What followed for decades continued to follow for centuries and evolved from an outright slaughter to the slaughter of human spirit and a respect for the material, rapper’s gold (see the rings on Ludacris’s fingers and his apparent pleasure in the dehumanization of women by consuming her), instead of people.  The rapes continued, the theft of moral character ensued, and humiliation still occurs.  However, outright slaughter still occurs in places in which it is allowed, as in the context of the Vietnam War where this recreational killing did occur, as evident by the testimonies within Lawson’s work.  The mass media is a catalyst for this degradation, spreading through the people, feeding the wallets of the rap artists, to their avarice, and feeding to the dehumanization of half of the nation’s citizens.
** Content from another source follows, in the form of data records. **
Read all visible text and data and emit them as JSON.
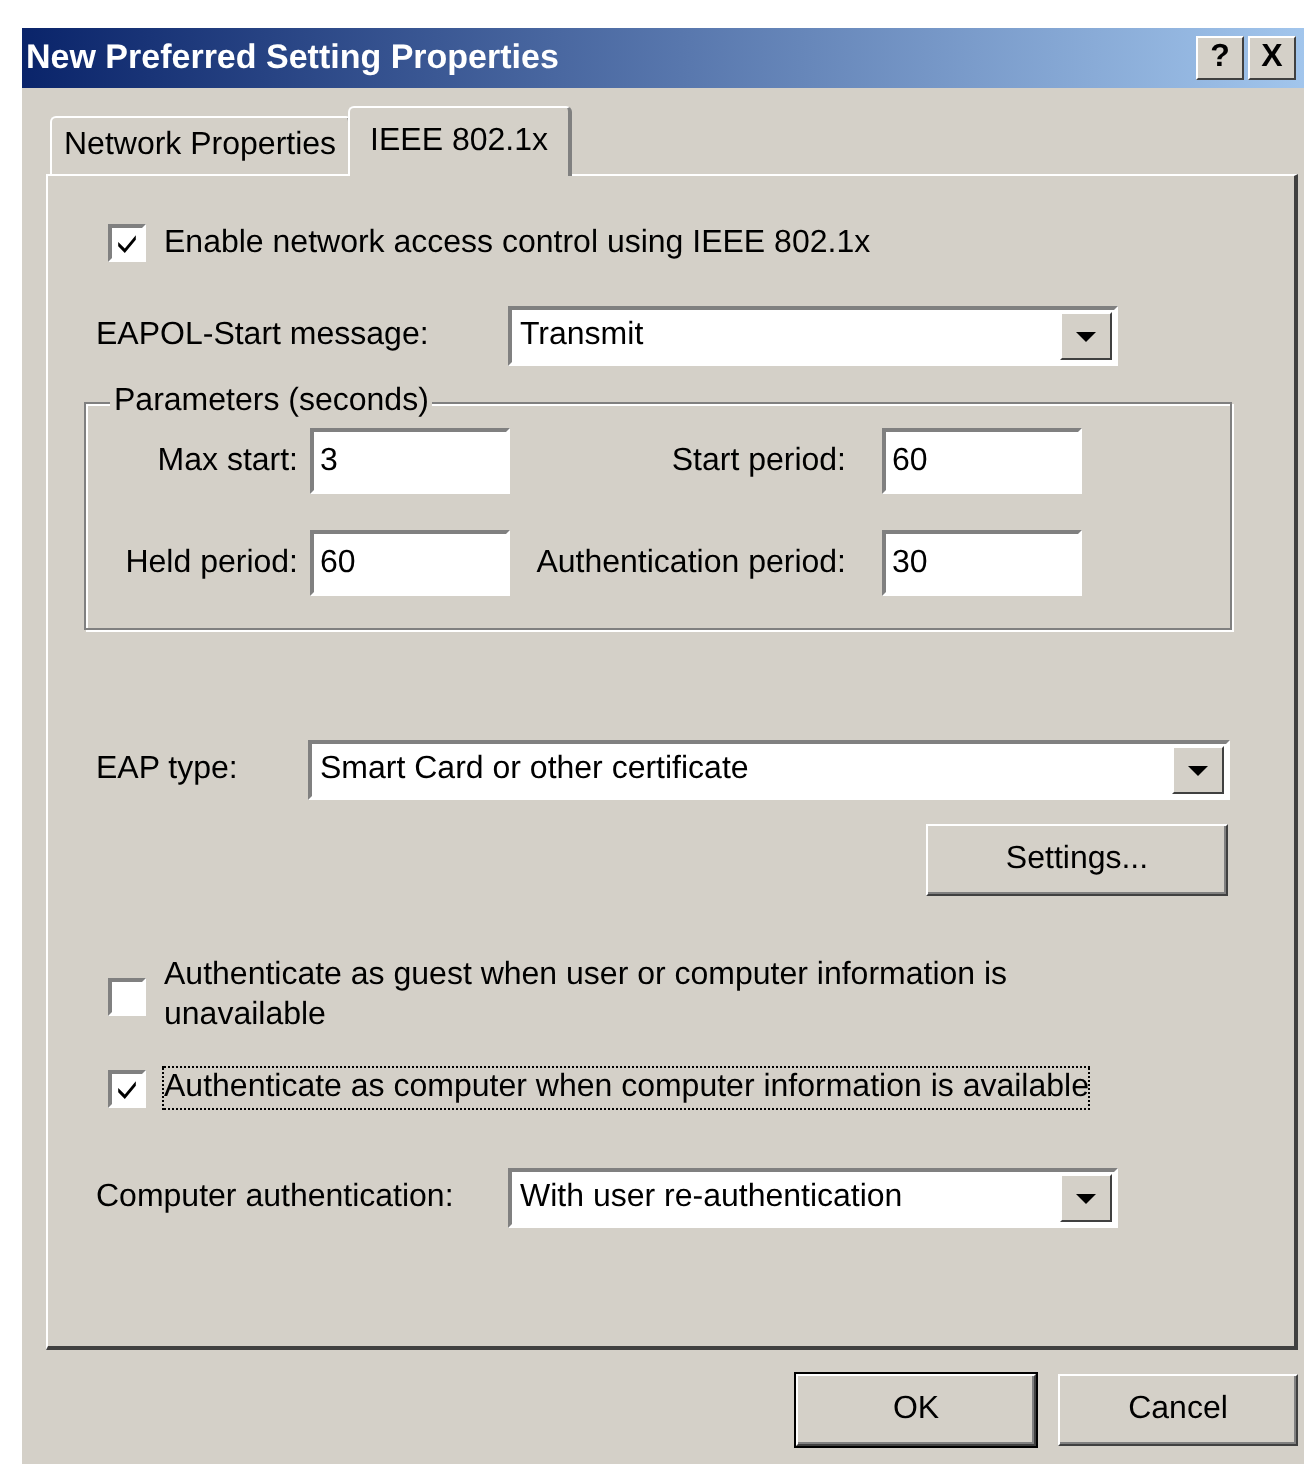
{
  "window": {
    "title": "New Preferred Setting Properties",
    "title_buttons": [
      "?",
      "X"
    ]
  },
  "tabs": [
    {
      "label": "Network Properties",
      "selected": false
    },
    {
      "label": "IEEE 802.1x",
      "selected": true
    }
  ],
  "enable_checkbox": {
    "label": "Enable network access control using IEEE 802.1x",
    "checked": true
  },
  "eapol_start": {
    "label": "EAPOL-Start message:",
    "value": "Transmit"
  },
  "parameters": {
    "title": "Parameters (seconds)",
    "fields": [
      {
        "label": "Max start:",
        "value": "3"
      },
      {
        "label": "Start period:",
        "value": "60"
      },
      {
        "label": "Held period:",
        "value": "60"
      },
      {
        "label": "Authentication period:",
        "value": "30"
      }
    ]
  },
  "eap_type": {
    "label": "EAP type:",
    "value": "Smart Card or other certificate"
  },
  "settings_button": "Settings...",
  "options": [
    {
      "label": "Authenticate as guest when user or computer information is unavailable",
      "checked": false,
      "focused": false
    },
    {
      "label": "Authenticate as computer when computer information is available",
      "checked": true,
      "focused": true
    }
  ],
  "computer_authentication": {
    "label": "Computer authentication:",
    "value": "With user re-authentication"
  },
  "buttons": [
    "OK",
    "Cancel"
  ]
}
Language can be used to construct sonnets, give historical accounts, and write wondrous tracts of fiction, but it can be as destructive as it is beautiful.  It can also be used to destroy character, to degrade and to murder.  It is the use of “The Other” in order to achieve personal gain, whether it is a body count in war, record sales, or a one night stand with a paid woman.  Lopez was correct when he said, “[W]e face a crisis of character…we know we are thousands of miles from home, and that if we mean to makes this a true home, we have a monumental adjustment to make, and only our companions…to look to.”  (57-58) There is a crisis of character within this nation in how the nation views its enemies and how many of it men view women.  It is up to the people to speak out, stop purchasing music that degrades, to vote, and to construct works of language to battle words like, “[L]ooking at [me] with yo palm all out bitch I ain't even seen you dance."